Desde aulas y laboratorios de investigación hasta centros tecnológicos y estudios de ballet, los profesionales globales están eligiendo Kazajistán para desarrollar sus carreras. He aquí por qué.
Kazajistán está surgiendo como un destino para profesionales globales atraídos por la innovación, los sectores en expansión y las nuevas oportunidades.
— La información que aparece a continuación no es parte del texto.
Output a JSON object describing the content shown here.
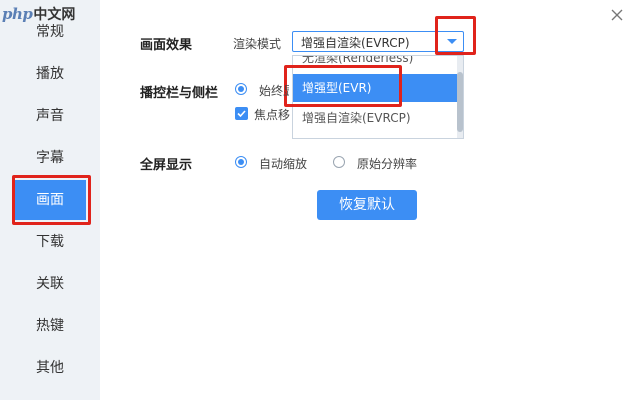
{
  "logo": {
    "php": "php",
    "cn": "中文网"
  },
  "sidebar": {
    "items": [
      {
        "label": "常规"
      },
      {
        "label": "播放"
      },
      {
        "label": "声音"
      },
      {
        "label": "字幕"
      },
      {
        "label": "画面"
      },
      {
        "label": "下载"
      },
      {
        "label": "关联"
      },
      {
        "label": "热键"
      },
      {
        "label": "其他"
      }
    ],
    "active_index": 4
  },
  "picture": {
    "label": "画面效果",
    "render_mode_label": "渲染模式",
    "render_mode_value": "增强自渲染(EVRCP)",
    "options": [
      {
        "label": "无渲染(Renderless)"
      },
      {
        "label": "增强型(EVR)"
      },
      {
        "label": "增强自渲染(EVRCP)"
      }
    ],
    "highlighted_option_index": 1
  },
  "controls": {
    "label": "播控栏与侧栏",
    "radio_label": "始终显",
    "checkbox_label": "焦点移"
  },
  "fullscreen": {
    "label": "全屏显示",
    "options": [
      {
        "label": "自动缩放",
        "selected": true
      },
      {
        "label": "原始分辨率",
        "selected": false
      }
    ]
  },
  "restore_button": {
    "label": "恢复默认"
  },
  "colors": {
    "accent": "#3c8ef4",
    "sidebar_bg": "#eef2f6",
    "highlight": "#e0231b"
  }
}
En Astaná, un número cada vez mayor de especialistas internacionales están construyendo carreras a largo plazo en los ámbitos de la ciencia, la educación, la tecnología y las artes.
El experto en robótica Huseyin Atakan Varol llegó para lo que se suponía que sería una estadía corta y la convirtió en una carrera de 15 años liderando la investigación en la Universidad Nazarbayev.
El profesor italo-venezolano Gianfranco Casarin encontró no sólo un aula, sino un ambiente de colaboración que transformó su perspectiva profesional.
El especialista ruso en TI, Vladimir Beliankov, se está reubicando con la Visa Nómada Digital de Kazajistán, atraído por el ecosistema tecnológico en expansión de la capital y su confiable infraestructura de trabajo remoto.
En la Ópera de Astana, la bailarina de ballet japonesa Yano Madoka continúa su desarrollo artístico, inspirada por el repertorio y la tutoría del teatro.
Juntas, sus historias reflejan un cambio más amplio: Kazajistán se está convirtiendo en una elección intencional para la vida y el trabajo.